Recette maison

Recette couscous sucré-salé au poulet et tfaya

Couscous sucré-salé au poulet et tfaya : semoule légère, oignons confits, raisins et épices douces pour un plat complet, chaud et parfumé.

Publié le 19 août 2026 Gastronomie
Une délicieuse salade de quinoa avec du poulet grillé succulent servi dans d'élégants bols en céramique sur une table en bois.

La fiche du chef

Recette couscous sucré-salé au poulet et tfaya

Un couscous rapide et parfumé, garni de poulet tendre et de tfaya aux oignons confits, raisins et épices douces.

Temps total 1 h 10
Cuisson 45 min
À table 4 portions
Difficulté Moyenne

Pas à pas

La préparation

  1. 1
    Émincer finement les oignons. Couper les carottes en bâtonnets et les courgettes en gros tronçons.
    10 min
  2. 2
    Faire chauffer l'huile d'olive dans une sauteuse. Ajouter les oignons, saler légèrement et cuire à feu moyen jusqu'à ce qu'ils deviennent translucides, puis blondissent.
    15 min
  3. 3
    Incorporer le miel, les raisins, la cannelle et la moitié du bouillon. Laisser compoter jusqu'à obtenir des oignons souples et légèrement sirupeux.
    10 min
  4. 4
    Dans un faitout, faire dorer les cuisses de poulet avec un peu d'huile. Ajouter le gingembre, le curcuma, le poivre, le reste du sel et le reste du bouillon.
    20 min
  5. 5
    Ajouter les carottes, puis les courgettes et les pois chiches. Couvrir et laisser mijoter jusqu'à ce que les légumes soient tendres et le poulet cuit à cœur.
    15 min
  6. 6
    Verser la semoule dans un saladier. Ajouter le beurre et une pincée de sel, puis mouiller avec la même quantité d'eau très chaude que de semoule. Égrainer à la fourchette et couvrir quelques minutes.
    5 min
  7. 7
    Dresser la semoule, répartir les légumes et le poulet, puis napper de tfaya aux oignons et raisins. Parsemer de coriandre si souhaité.
    5 min

Pour aller plus loin

Les secrets du chef

  • Pour un résultat plus parfumé, remplacez une partie du bouillon par le jus de cuisson du poulet.
  • Ajoutez quelques amandes effilées grillées au moment du dressage pour une touche de croquant.
  • Si la tfaya réduit trop vite, ajoutez 2 à 3 cuillères à soupe d'eau chaude.

Alternative

Version végétarienne

Remplacer le poulet par des pois chiches supplémentaires, du potimarron et des navets, en conservant la tfaya aux oignons.

Conseils de dressage

Former un dôme de semoule, disposer le poulet au centre, puis répartir les légumes autour et terminer par une généreuse cuillère de tfaya au sommet.

Allergènes à surveiller

  • Gluten
  • Lait

Substitutions recommandées

  • Beurre → Margarine végétale ou huile d'olive

    Pour une version sans lait, conserver une texture souple de la semoule.

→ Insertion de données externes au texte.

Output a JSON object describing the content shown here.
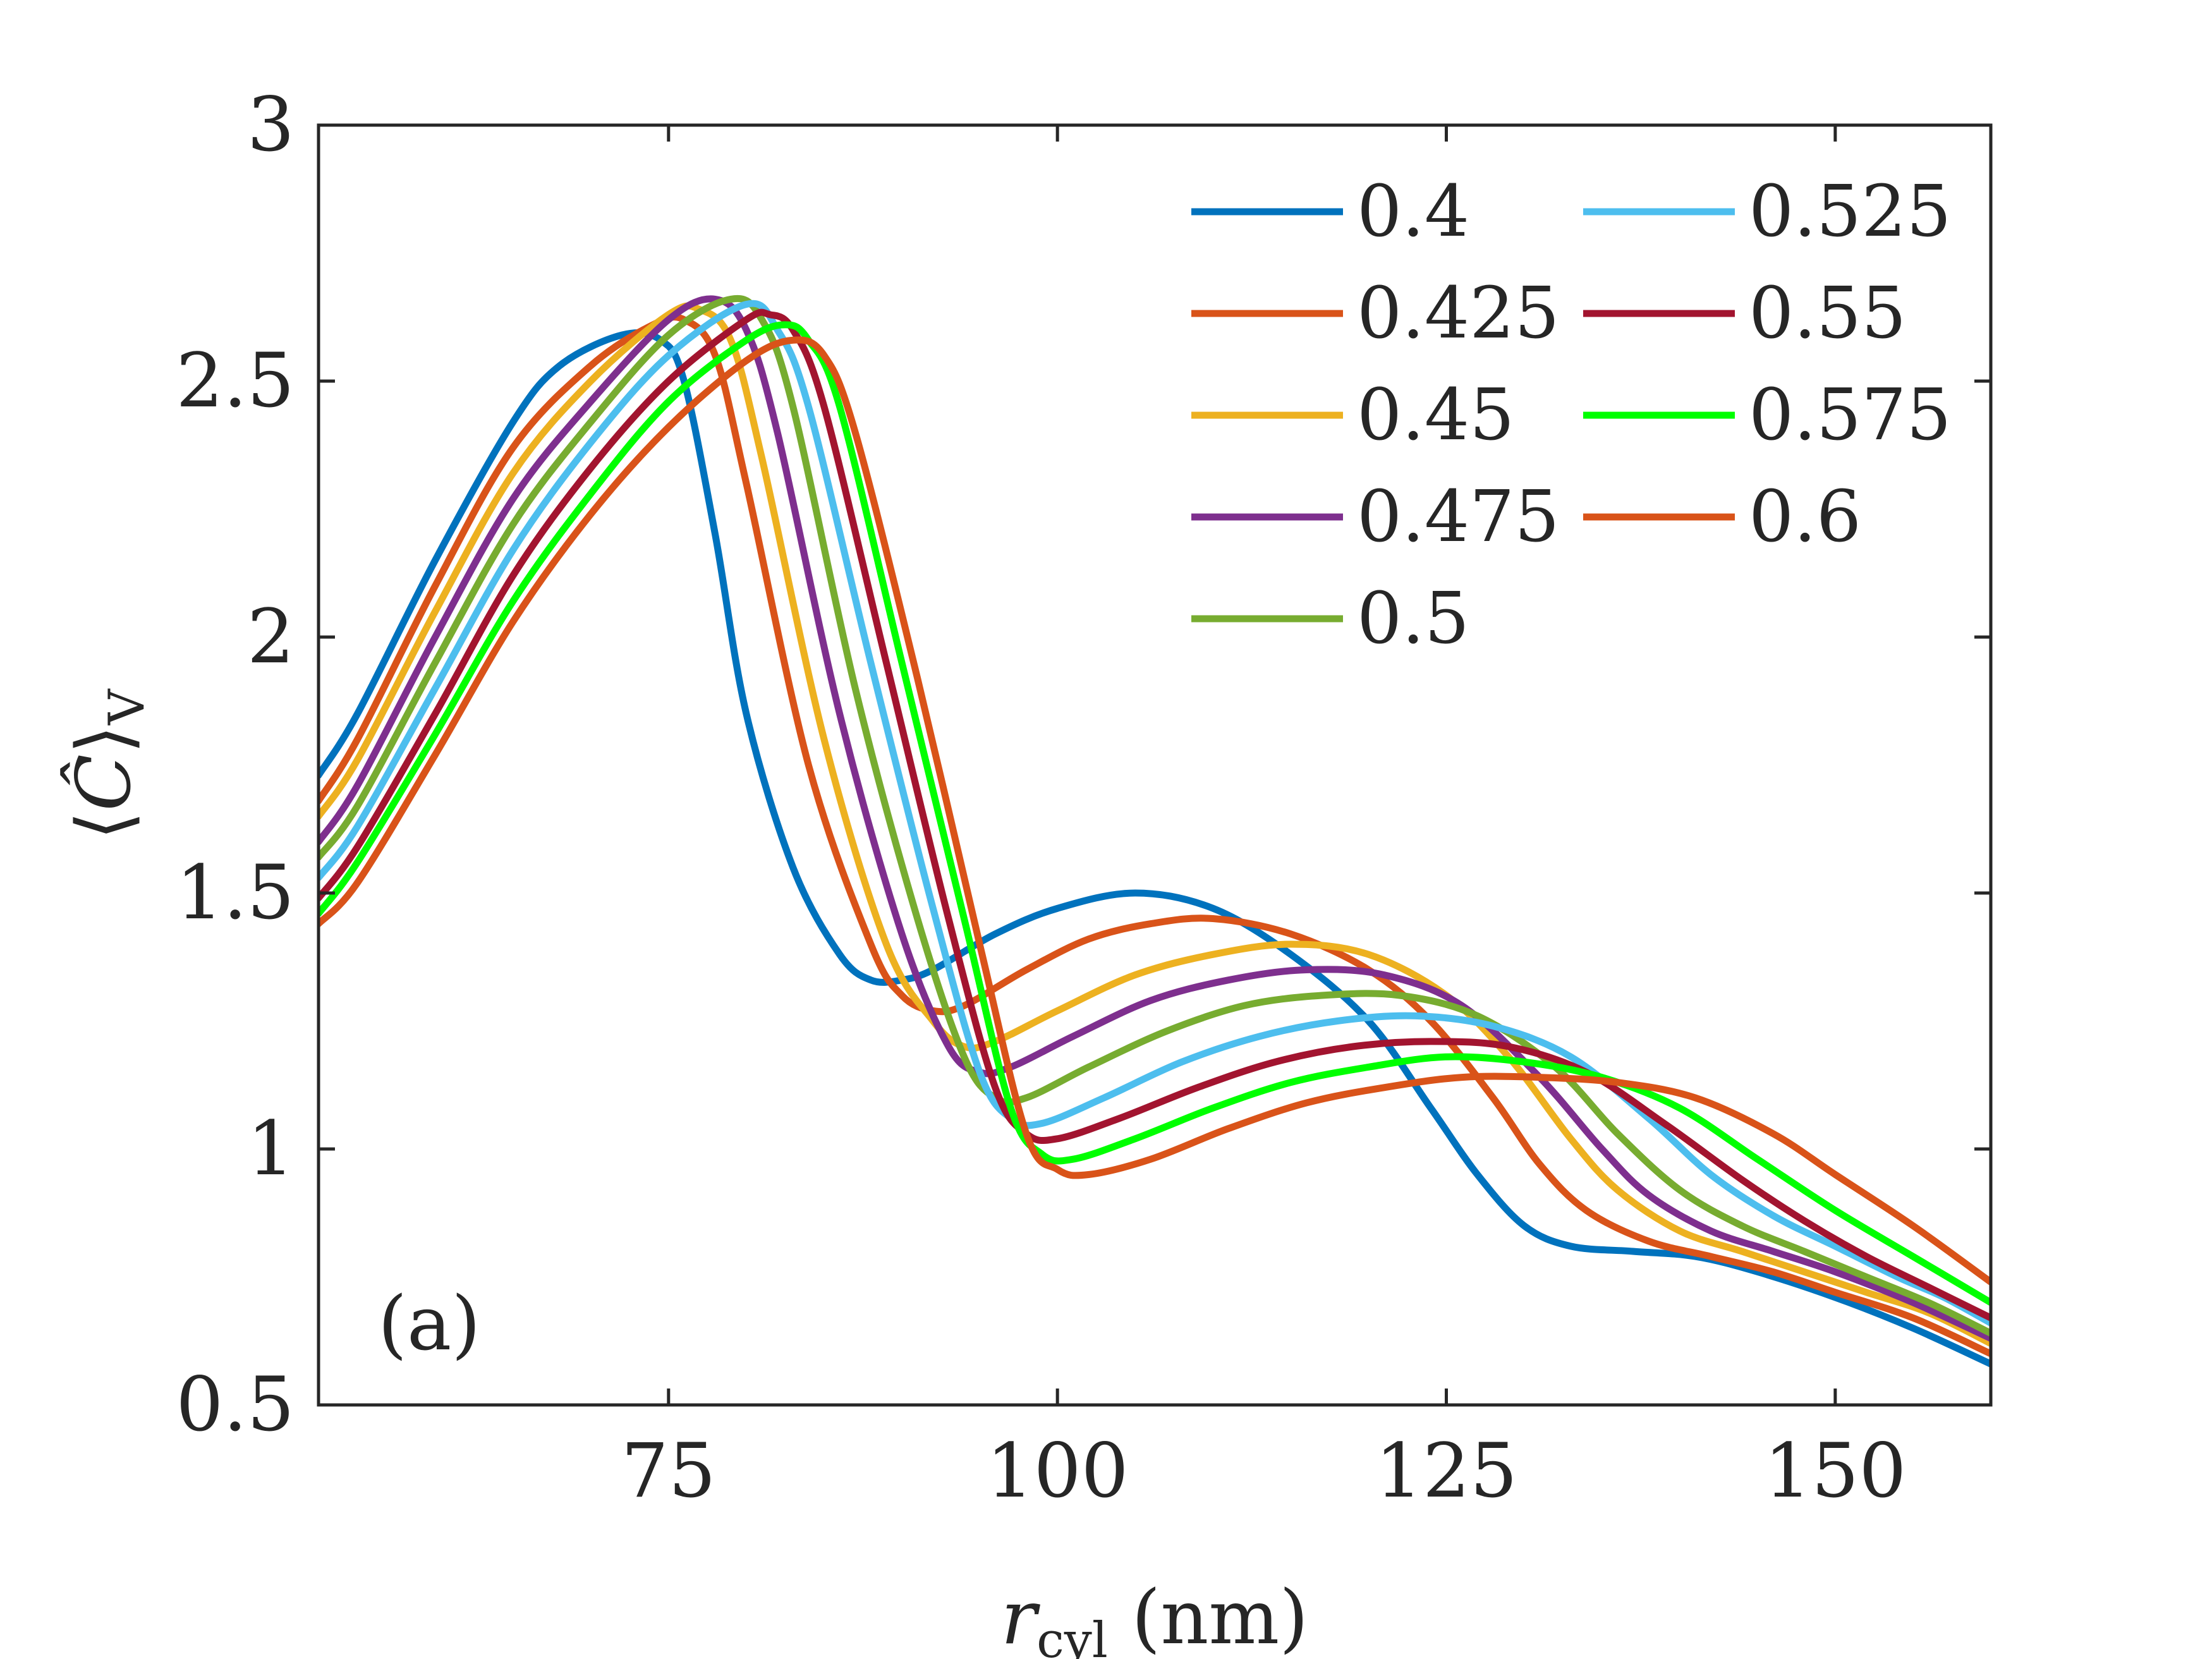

  • Bouillon de volaille → Bouillon de légumes

    Adapté à une version sans viande.

  • Miel → Sirop d'agave ou de datte

    Option végétalienne pour la note sucrée de la tfaya.

Accords mets et boissons

  • Thé Un thé à la menthe léger accompagne bien les saveurs sucrées-salées.
  • Boisson sans alcool Une eau pétillante citronnée apporte de la fraîcheur.

Conseils nutrition

  • Augmentez la part de légumes pour alléger l'assiette sans perdre en volume.
  • Préférez des cuisses de poulet sans peau si vous souhaitez réduire la teneur en lipides.
  • Dosez le sel avec prudence, le bouillon apportant déjà de la salinité.

Plan anti-gaspillage

  • Utiliser les parures des carottes et courgettes pour enrichir le bouillon.
  • Réemployer la tfaya restante dans un sandwich de poulet rôti ou sur un plat de céréales.
  • Conserver les pois chiches restants pour une salade froide ou un houmous express.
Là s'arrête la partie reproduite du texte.